GENMUSLIM.id - Dalam sejarah intelektual Islam, filsuf yang bernama Ibnu Sina sangat dikenal, baik di dunia Islam sendiri, di Barat, maupun di belahan dunia lain, gagasan-gagasan besar dan jejak intelektualnya terekam dengan baik oleh sejarah.
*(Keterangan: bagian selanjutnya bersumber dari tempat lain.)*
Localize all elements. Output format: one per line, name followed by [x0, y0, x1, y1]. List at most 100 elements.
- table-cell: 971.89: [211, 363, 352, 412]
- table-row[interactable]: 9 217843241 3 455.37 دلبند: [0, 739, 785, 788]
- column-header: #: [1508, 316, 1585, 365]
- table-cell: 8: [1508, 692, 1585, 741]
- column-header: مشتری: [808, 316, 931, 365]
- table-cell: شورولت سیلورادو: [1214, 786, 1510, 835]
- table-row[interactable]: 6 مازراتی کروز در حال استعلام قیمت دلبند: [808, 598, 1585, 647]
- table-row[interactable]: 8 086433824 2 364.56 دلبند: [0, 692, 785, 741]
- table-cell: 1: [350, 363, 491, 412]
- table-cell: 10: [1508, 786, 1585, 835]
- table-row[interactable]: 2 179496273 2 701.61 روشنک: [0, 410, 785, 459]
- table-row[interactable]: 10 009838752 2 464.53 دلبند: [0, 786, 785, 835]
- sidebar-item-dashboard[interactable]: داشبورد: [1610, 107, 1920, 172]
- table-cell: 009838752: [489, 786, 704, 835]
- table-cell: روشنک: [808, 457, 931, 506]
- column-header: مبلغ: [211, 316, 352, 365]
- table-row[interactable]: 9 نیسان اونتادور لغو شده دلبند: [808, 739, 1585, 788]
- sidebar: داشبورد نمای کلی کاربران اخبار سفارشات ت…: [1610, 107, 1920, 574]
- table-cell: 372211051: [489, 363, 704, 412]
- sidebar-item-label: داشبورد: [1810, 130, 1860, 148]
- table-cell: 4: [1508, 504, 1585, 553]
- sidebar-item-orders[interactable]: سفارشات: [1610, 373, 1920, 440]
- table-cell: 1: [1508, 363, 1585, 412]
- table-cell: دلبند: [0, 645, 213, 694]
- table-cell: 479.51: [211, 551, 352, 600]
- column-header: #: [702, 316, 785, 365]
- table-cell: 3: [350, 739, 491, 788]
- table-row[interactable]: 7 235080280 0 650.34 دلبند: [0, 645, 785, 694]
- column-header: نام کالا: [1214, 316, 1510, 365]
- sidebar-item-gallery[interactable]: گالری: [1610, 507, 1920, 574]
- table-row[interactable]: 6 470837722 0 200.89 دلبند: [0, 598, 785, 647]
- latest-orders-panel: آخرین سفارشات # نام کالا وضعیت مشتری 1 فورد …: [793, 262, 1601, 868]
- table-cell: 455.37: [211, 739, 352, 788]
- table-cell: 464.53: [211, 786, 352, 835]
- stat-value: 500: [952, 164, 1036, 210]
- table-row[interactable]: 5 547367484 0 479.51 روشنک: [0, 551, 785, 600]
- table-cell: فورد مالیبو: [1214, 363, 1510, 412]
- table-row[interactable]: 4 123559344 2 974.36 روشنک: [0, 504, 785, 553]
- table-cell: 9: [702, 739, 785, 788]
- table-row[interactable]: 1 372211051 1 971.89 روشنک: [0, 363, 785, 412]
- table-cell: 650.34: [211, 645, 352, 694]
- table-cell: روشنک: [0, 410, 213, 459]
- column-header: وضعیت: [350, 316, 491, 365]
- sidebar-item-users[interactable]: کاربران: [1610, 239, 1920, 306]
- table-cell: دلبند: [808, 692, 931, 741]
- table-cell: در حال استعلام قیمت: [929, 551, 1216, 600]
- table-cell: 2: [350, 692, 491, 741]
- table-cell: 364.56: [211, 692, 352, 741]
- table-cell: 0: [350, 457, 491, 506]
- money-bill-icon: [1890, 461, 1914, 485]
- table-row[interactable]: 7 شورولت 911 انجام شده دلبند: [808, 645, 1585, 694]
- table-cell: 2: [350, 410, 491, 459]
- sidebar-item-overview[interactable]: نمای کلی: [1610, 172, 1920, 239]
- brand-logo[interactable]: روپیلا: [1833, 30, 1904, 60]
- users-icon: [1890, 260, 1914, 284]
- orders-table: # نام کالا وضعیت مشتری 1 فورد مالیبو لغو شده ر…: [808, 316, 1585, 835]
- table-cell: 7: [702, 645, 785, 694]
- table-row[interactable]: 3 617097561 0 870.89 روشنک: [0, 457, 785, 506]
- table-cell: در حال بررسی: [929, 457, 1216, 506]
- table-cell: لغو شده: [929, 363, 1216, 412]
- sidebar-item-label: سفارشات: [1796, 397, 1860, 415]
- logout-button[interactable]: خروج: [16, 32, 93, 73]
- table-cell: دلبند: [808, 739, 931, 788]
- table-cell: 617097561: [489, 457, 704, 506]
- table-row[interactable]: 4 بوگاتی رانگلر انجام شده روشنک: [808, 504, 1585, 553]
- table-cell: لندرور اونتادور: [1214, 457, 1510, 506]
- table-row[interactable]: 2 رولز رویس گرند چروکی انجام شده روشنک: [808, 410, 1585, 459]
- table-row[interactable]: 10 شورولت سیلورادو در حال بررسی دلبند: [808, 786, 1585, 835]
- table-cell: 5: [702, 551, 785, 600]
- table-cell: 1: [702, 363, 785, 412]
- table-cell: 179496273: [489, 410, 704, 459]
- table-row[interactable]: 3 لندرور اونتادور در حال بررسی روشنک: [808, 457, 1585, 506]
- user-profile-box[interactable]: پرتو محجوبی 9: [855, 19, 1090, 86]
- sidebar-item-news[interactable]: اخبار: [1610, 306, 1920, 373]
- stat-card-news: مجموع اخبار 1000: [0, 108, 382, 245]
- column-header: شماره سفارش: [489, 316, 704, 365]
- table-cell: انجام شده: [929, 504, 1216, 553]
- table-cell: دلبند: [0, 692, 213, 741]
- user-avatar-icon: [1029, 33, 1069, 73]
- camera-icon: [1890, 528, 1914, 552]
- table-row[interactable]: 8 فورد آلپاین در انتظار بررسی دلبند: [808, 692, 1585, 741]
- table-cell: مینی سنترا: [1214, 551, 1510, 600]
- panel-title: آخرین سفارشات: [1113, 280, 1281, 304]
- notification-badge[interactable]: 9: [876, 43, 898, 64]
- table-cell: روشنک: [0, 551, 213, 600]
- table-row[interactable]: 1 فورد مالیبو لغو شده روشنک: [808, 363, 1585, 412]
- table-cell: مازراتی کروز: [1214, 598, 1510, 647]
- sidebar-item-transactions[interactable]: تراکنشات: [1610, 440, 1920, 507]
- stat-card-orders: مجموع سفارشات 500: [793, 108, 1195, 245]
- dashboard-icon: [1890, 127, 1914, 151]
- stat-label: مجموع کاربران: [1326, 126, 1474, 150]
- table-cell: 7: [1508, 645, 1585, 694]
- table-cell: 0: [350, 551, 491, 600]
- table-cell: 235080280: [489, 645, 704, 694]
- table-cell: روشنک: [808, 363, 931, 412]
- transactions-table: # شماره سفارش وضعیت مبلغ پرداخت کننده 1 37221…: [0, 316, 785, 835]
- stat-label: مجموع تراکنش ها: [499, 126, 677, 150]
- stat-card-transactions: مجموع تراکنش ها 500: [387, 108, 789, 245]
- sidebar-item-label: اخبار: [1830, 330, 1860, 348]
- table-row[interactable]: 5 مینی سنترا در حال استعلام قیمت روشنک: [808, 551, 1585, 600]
Filsuf sekaligus ilmuwan besar Ibnu Sina lahir ketika peradaban Islam masih memimpin dunia kala itu, dengan kata lain menjadi aktor dominan dalam berbagai aspek kehidupan, oleh karena itu tak mengherankan jika Ibnu Sina sampai detik ini masih dikenang sebagai salah satu cendekiawan besar.
Di dalam buku Tiga Madzhab Utama Filsafat Islam, Ibnu Sina, Suhrawardi, dan Ibnu Arabi, Sayyed Hossein Nasr mengatakan, filsuf dan ilmuwan Ibnu Sina ini dikenal di Eropa dengan nama Avicenna, dan diberi gelar kehormatan ‘pangeran para dokter.’
Di dunia Islam, Ibnu Sina merupakan salah satu tokoh intelektual yang berpengaruh, yang berkontribusi besar dalam ilmu pengetahuan dan seni, sehingga juga diberi gelar Syaikh al Rais (pemimpin orang-orang bijak) dan Hujjatul Haq (bukti sang kebenaran).
Selain mendapat gelar-gelar yang sudah diuraikan di atas, Ibnu Sina juga mendapatkan gelar sebagai pangeran filsafat.
Dari uraian di atas, bisa dikatakan bahwa Ibnu Sina mempunyai kedalaman ilmu pengetahuan yang luar biasa kaya.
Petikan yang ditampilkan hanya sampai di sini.